On Tuesday, a document from the Danish government was leaked. Its title: “Strategy for the Arctic 2011-2020,” echoing the Russian strategy for the Arctic through 2020. In the document, which is to be officially released next month after Danish parliamentary deliberations, the government outlines its plans to claim the North Pole as an extension of Greenland. Predictably, Western and Russian media reports have taken to this story like moths to a flame – and here am I, too, writing about it. The Associated Press reports that Denmark “plans to lay claim to parts of the North Pole and other areas in the Arctic.” Krista Mahr writes in Time Magazine’s Ecocentric blog, “With little oil and gas resources believed to be beneath the Pole itself, as well as a publicly stated intention to support Greenland in its quest for autonomy, why Denmark is gunning for this is still unclear.”

Danish Foreign Minister Lene Espersen confirmed that Denmark will in fact seek to “annex the North Pole,” but affirmed that the North Pole is not “a goal in itself.” The truth of the matter is that Denmark is not “gunning” for the North Pole. That sacred cartographic point simply happens to fall well within Denmark’s claims to its continental shelf, all according to UNCLOS rules and regulations. The North Pole has a lot of symbolism in the history of Arctic exploration and in the media today, but as Mahr observed, it is insignificant in terms of its amount of mineral resources. The seabed there lies 4,300 meters under the water’s surface – much too deep for current extraction methods. Surely, the North Pole still has some symbolic and nationalist value for countries today. Nationalism in part explains why Canada and Denmark go back and forth every few years placing flags on Hans Island. But I think that in this instance, Denmark could simply not avoid claiming the North Pole if it wanted to seek the full extension of Greenland’s continental shelf. It would be more bizarre were Denmark to leave it out. Setting up the stage for a potential clash in views, the Danish newspaper Information reports that Greenland’s Prime Minister Kuupik Kleist privately believes that the North Pole should “remain the property of all mankind.” He once referred to it as “Humanity’s North Pole.”

The Voice of Russia offers a slightly more comprehensive take on the leaked document.

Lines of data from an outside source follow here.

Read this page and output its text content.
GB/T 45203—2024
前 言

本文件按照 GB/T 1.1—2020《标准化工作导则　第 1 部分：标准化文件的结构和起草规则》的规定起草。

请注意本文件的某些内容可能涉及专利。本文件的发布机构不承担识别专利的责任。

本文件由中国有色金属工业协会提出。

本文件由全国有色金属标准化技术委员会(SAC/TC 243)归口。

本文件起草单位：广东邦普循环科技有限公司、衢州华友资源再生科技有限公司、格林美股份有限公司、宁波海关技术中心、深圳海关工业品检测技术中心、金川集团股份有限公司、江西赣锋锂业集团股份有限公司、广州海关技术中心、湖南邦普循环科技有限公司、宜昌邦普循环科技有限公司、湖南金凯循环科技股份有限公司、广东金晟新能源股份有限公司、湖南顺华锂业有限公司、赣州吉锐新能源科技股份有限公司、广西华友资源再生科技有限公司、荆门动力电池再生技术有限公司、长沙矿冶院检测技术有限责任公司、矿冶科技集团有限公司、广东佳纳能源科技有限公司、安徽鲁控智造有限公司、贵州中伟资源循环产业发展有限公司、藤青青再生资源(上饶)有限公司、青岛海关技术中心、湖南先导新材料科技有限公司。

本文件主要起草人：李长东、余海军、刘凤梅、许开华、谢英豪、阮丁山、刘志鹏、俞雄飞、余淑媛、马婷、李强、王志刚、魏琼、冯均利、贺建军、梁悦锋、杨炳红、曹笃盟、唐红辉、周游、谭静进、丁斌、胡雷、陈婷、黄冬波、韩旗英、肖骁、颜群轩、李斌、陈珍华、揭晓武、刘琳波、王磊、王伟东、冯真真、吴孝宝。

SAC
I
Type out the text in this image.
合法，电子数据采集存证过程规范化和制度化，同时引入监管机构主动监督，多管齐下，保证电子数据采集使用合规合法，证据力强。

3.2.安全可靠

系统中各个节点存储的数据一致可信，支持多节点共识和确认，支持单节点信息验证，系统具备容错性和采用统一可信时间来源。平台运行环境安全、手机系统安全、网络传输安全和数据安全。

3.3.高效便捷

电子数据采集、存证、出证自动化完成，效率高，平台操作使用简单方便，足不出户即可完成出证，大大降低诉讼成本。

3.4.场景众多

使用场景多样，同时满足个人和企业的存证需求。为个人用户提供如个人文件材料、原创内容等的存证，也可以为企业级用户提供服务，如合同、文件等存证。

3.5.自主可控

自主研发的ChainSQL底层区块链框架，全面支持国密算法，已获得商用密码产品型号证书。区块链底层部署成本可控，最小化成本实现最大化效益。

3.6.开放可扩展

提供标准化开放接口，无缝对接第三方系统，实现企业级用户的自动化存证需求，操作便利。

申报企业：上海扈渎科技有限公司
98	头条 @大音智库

Journalist Ananyan Artyom states that Denmark has always tried to keep its relations with other Arctic states “balanced,” because “Copenhagen will lose more than all the other participants in a re-division.” I’m not quite sure why this would be true. Were the UN Commission on the Limits of the Continental Shelf to decide that the Lomonosov Ridge was an extension of Greenland or Canada rather than Russia, surely the latter country would lose the most. In any case, as this map by the University of Durham shows, when Russia submits its new territorial claims to the UN, we might expect it to also try to “annex” the North Pole. The final recommendations on the boundary delimitations will be made either based on science, or, if the findings from seabed samples and seismic mapping are inconclusive, by a tribunal – and likely not in the theater of war.

Perhaps a more interesting revelation in the document is that Denmark is emphasizing that Greenland should have the right to make decisions regarding the oil and gas industry’s operations in its land. Information quotes the strategy document as saying, “It is a key goal of the [Danish] Kingdom that decisions regarding the management, use of resources, and protection of the environment be taken by the Kingdom’s Arctic peoples themselves.”  Nuuk, not Copehnagen, will then have the ultimate say on when and how drilling can take place off its shores – and perhaps up to 350 kilometers away from its shores. This is yet another step in Greenland’s drive towards complete sovereignty, which could ultimately make it the sixth Arctic state. What a field day that would be for newspapers covering the so-called Great Game in the Arctic, with so many new possible permutations of conflicts in the Arctic Ocean.